Mécanisme central de sécurisation des relations contractuelles entre les parties d’un contrat immobilier, le dépôt de garantie correspond à une somme versée au propriétaire ou au notaire, puis restituée à la fin du contrat ou imputée sur le prix de vente. Principalement utilisé dans le cadre d’un bail locatif, il est parfois employé pour sécuriser un processus de vente. Bien que d’usage courant, sa nature juridique, son régime et ses modalités de mise en place restent souvent mal compris, alors même qu’il représente un enjeu financier et contentieux significatif.
Dans le cadre d’une location, le dépôt de garantie désigne une somme d’argent versée par le preneur au bailleur lors de la signature du contrat. Ce montant permet de garantir l’exécution des obligations locatives du preneur pendant toute la durée du bail. Il s’agit d’une sûreté personnelle affectée à la couverture de manquements éventuels du locataire, et en aucun cas d’un loyer d’avance ou d’une indemnité forfaitaire.
Dans les faits, le dépôt de garantie permet au bailleur de se prémunir contre divers risques comme des impayés de loyers ou de charges, des dégradations commises sur le bien loué ou sur le mobilier, ou en cas de restitution non conforme à l’état contractuellement prévu.
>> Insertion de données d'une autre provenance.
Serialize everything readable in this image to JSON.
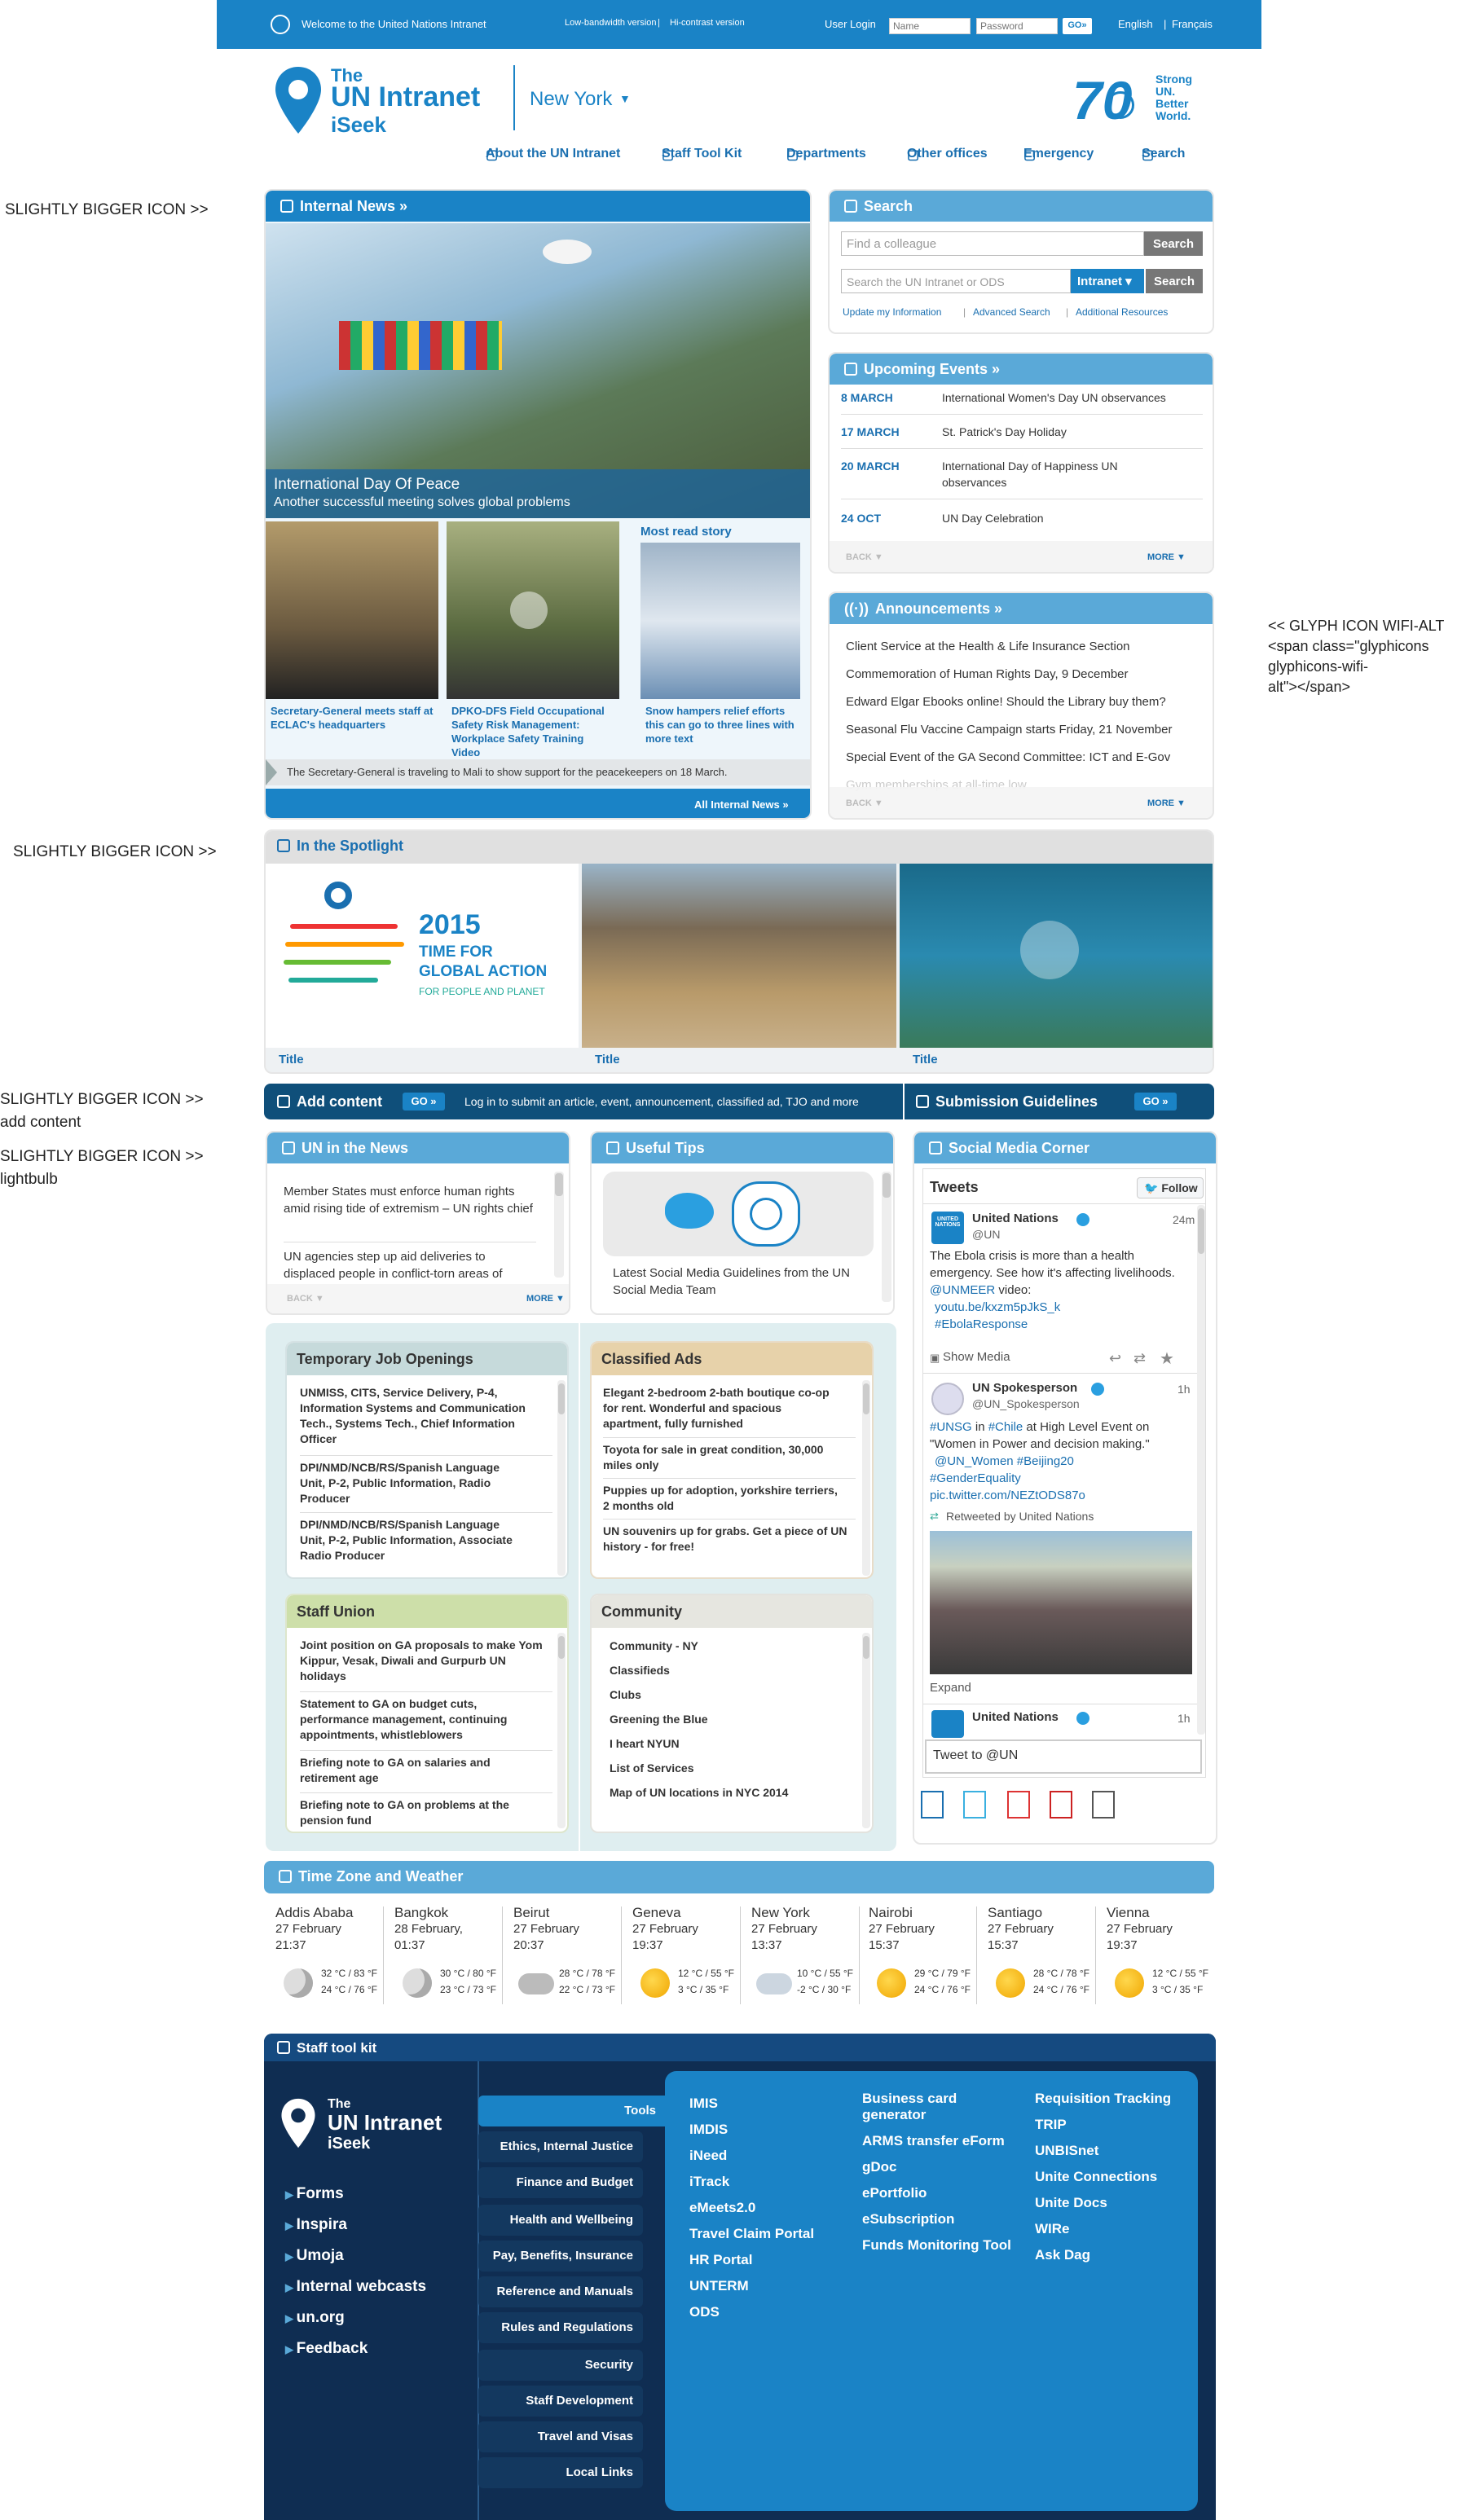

Il s’inscrit dans une logique de protection patrimoniale du propriétaire, en sachant que son encadrement réglementaire est pensé pour limiter les abus.
Le versement du dépôt de garantie intervient généralement lors de la signature du bail, mais il peut également être exigé lors du renouvellement ou d’une modification substantielle des conditions locatives. Son montant, ses modalités de restitution et ses conditions d’imputation doivent être définis dans le bail. La somme est conservée par le bailleur pendant toute la durée du contrat.
Le dépôt de garantie relève de la liberté contractuelle. Lorsqu’il est prévu, son encadrement juridique dépend de la nature du contrat (bail d’habitation, commercial ou professionnel).
Dans le cadre d’un bail d’habitation, les modalités d’application du dépôt de garantie sont prévues par la loi du 6 juillet 1989 (articles 3, 4, 22 et 25-6). Ce montant doit être :
Par principe, aucun dépôt ne peut être exigé pour un bail mobilité (article 25-17). Le bailleur ne peut pas augmenter son montant, ni en cours de contrat, ni lors de son renouvellement.
Pour les baux commerciaux et professionnels, la réglementation relative au dépôt de garantie est plus souple. En particulier, son montant est librement fixé par les parties. En général, il s’élève à 3 mois de loyer lorsque celui-ci est payable d’avance ou à 6 mois de loyer lorsque celui-ci est payable à l’échéance. Il est révisé en même temps que le loyer ou lors du renouvellement du bail si celui-ci le prévoit expressément.
Sur le plan juridique, le dépôt de garantie demeure la propriété du locataire pendant toute la durée du bail. Le bailleur n’en devient jamais propriétaire, sauf à démontrer un droit à imputation fondé sur des sommes certaines, liquides et exigibles. La restitution du montant versé intervient à l’issue du bail après vérification de l’exécution des obligations du preneur. En cas de retenue partielle ou totale, le bailleur doit être en mesure de justifier précisément les sommes conservées.
Le dépôt de garantie dans une vente immobilière découle d’un usage conventionnel très répandu et ne constitue pas une obligation légale, sauf dans le cas particulier d’une vente en l’état futur d’achèvement (VEFA).
Lorsque le vendeur demande un dépôt de garantie, son montant est usuellement compris entre 5 et 10 % du prix de vente et doit rester inférieur à ce dernier. Cette somme est versée lors de la signature de l’avant-contrat au propriétaire vendeur, au notaire ou à l’agent immobilier à titre de séquestre.
Si l’acheteur décide de faire jouer son droit de rétractation (dans un délai de 10 jours à compter du lendemain de la notification), il récupère le dépôt sans pénalité. Au-delà de ce délai ou en cas de défaillance fautive, le vendeur est en droit de conserver la somme ou de saisir la justice pour demander l’exécution forcée de la cession. Si c’est le vendeur qui se rétracte, l’acheteur récupère la somme et peut engager des poursuites judiciaires.
Au moment du paiement du prix de vente, le jour de la signature de l’acte authentique, le dépôt de garantie s’impute sur le montant total versé par l’acquéreur.
Le dépôt de garantie matérialise l’engagement de l’acheteur à mener la transaction jusqu’à son terme. Dans le même temps, l’acheteur démontre sa détermination à faire l’acquisition du bien en question, et le risque d’un désistement inopiné de sa part devient plus faible.